Veränderungen von Anspruch und Wirklichkeit kennt auch die Moderatorin Clare Nasir, die ebenfalls mit dem Guardian über ihre Erfahrungen spricht. Sie erinnert sich, dass noch vor wenigen Jahren Medien glaubten, einen ausgewogenen Standpunkt vertreten zu müssen. Etwa Klimawandel-Kritiker:innen auch zu Wort kommen zu lassen – obwohl die breite Wissenschaftscommunity die Erderwärmung als Bedrohung für die Menschheit definiert. Dieses Ungleichgewicht nennt sich „False Balance“. „Um es hart zu sagen: Wir alle hatten Blut an den Händen“, kritisiert Nasir rückblickend.

Es sei leichter geworden, komplexe Zusammenhänge zu erklären

Mittlerweile sei es in den letzten Jahren leichter geworden, hochkomplexe Zusammenhänge zu kommunizieren, bemerkt Nasir. Auch die sogenannten Attributtionsstudien, also der Klimaforschungsbereich, der sich mit dem Zusammenhang von Extremwetter-Ereignissen und dem Klimawandel beschäftigt, seien eine relativ neue Entwicklung, die die Kommunikation erleichtere, so Nasir.
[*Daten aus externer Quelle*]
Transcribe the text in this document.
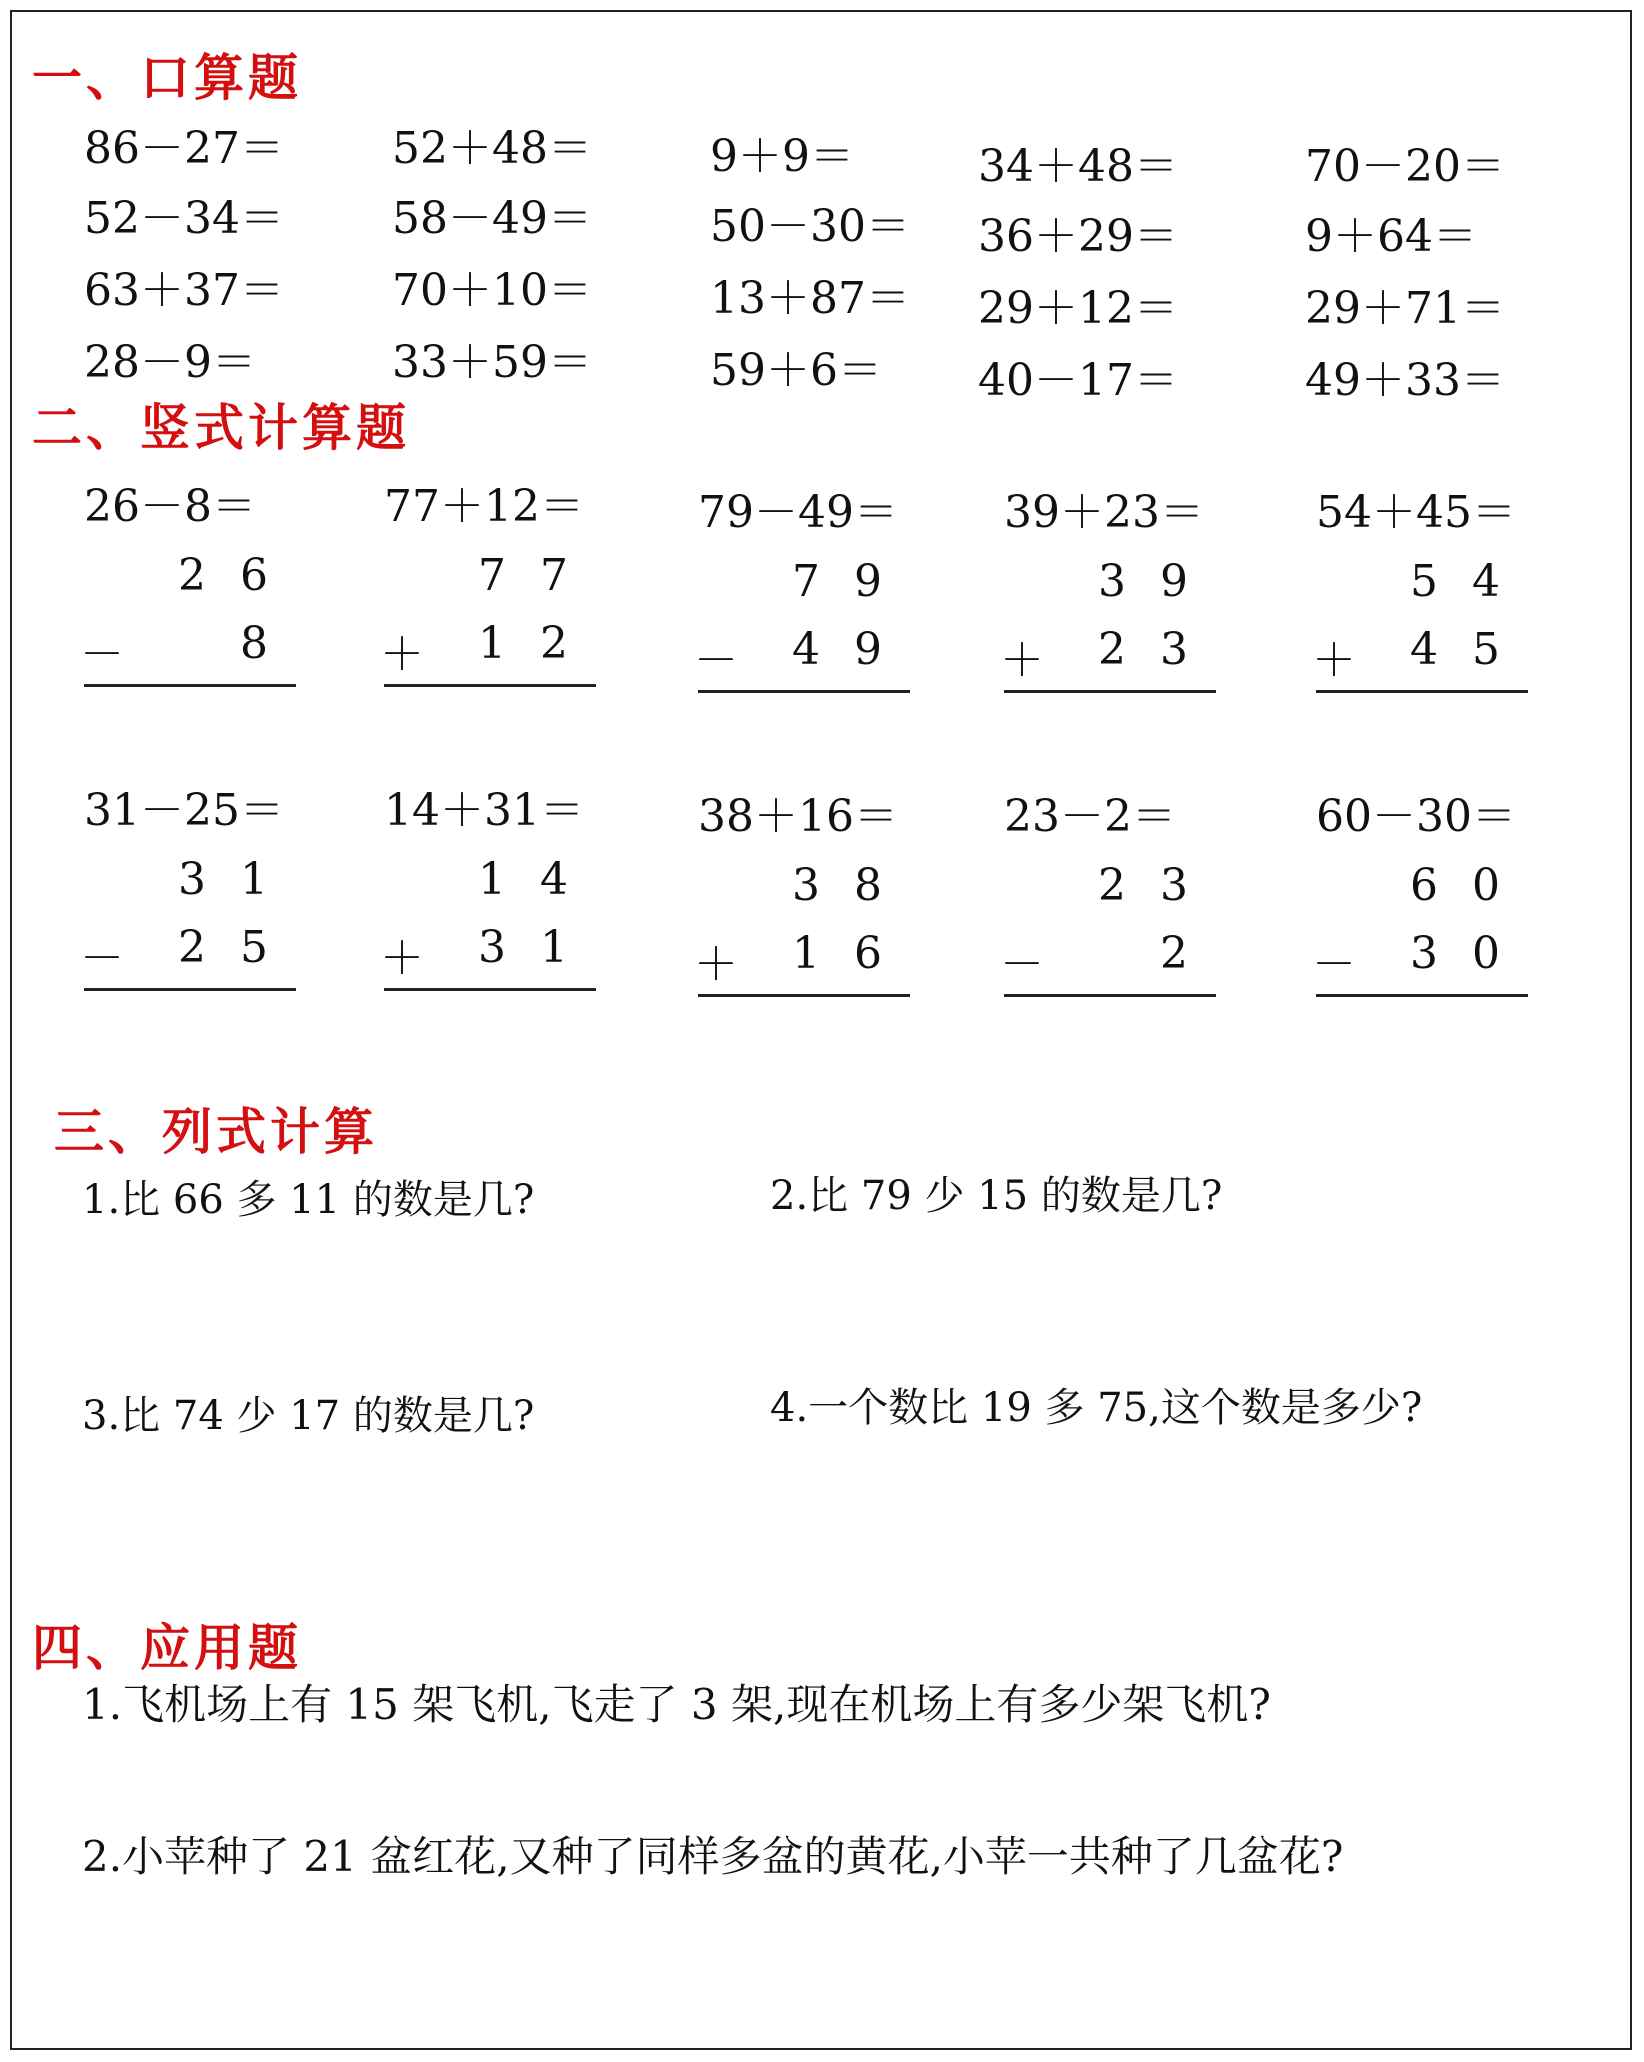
一、口算题
86－27＝ 52＋48＝	9＋9＝	34＋48＝	70－20＝
52－34＝ 58－49＝	50－30＝ 36＋29＝	9＋64＝
63＋37＝ 70＋10＝	13＋87＝ 29＋12＝	29＋71＝
28－9＝	33＋59＝	59＋6＝ 40－17＝	49＋33＝
二、竖式计算题
26－8＝
2 6
－	8
77＋12＝
7 7
＋ 1 2
79－49＝
7 9
－ 4 9
39＋23＝
3 9
＋ 2 3
54＋45＝
5 4
＋ 4 5
31－25＝
3 1
－ 2 5
14＋31＝
1 4
＋ 3 1
38＋16＝
3 8
＋ 1 6
23－2＝
2 3
－	2
60－30＝
6 0
－ 3 0
三、列式计算
1.比 66 多 11 的数是几?	2.比 79 少 15 的数是几?
3.比 74 少 17 的数是几?	4.一个数比 19 多 75,这个数是多少?
四、应用题
1.飞机场上有 15 架飞机,飞走了 3 架,现在机场上有多少架飞机?
2.小苹种了 21 盆红花,又种了同样多盆的黄花,小苹一共种了几盆花?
Doch was motiviert die TV-Wetterexpert:innen? Im Guardian schildern sie einschneidende Erlebnisse. Moderatorin Nasir etwa berichtet von einem Ereignis in Island: „Ich habe das Bergrettungsteam interviewt, und die Art und Weise, wie sie die Gletscher beschrieben, war fast so, als ob sie über Familienmitglieder sprechen würden. Sie waren so traurig, den Gletschern sprichwörtlich beim ‚Sterben‘ zuzusehen.“

„Als ich mich dann hinsetzte und mit meinem Produzenten sprach, hatte ich Tränen in den Augen“

Auch Laura Tobin kann sich noch genau an den Tag erinnern, als in England erstmals über 40 Grad gemessen wurden. Damals war ihr sofort klar, dass dies ohne den Klimawandel nicht eingetreten wäre. „Es war ein Dienstag, ich hatte gerade meine erste Schalte beendet. Als ich mich dann hinsetzte und mit meinem Produzenten sprach, hatte ich Tränen in den Augen“, erzählt sie dem Guardian.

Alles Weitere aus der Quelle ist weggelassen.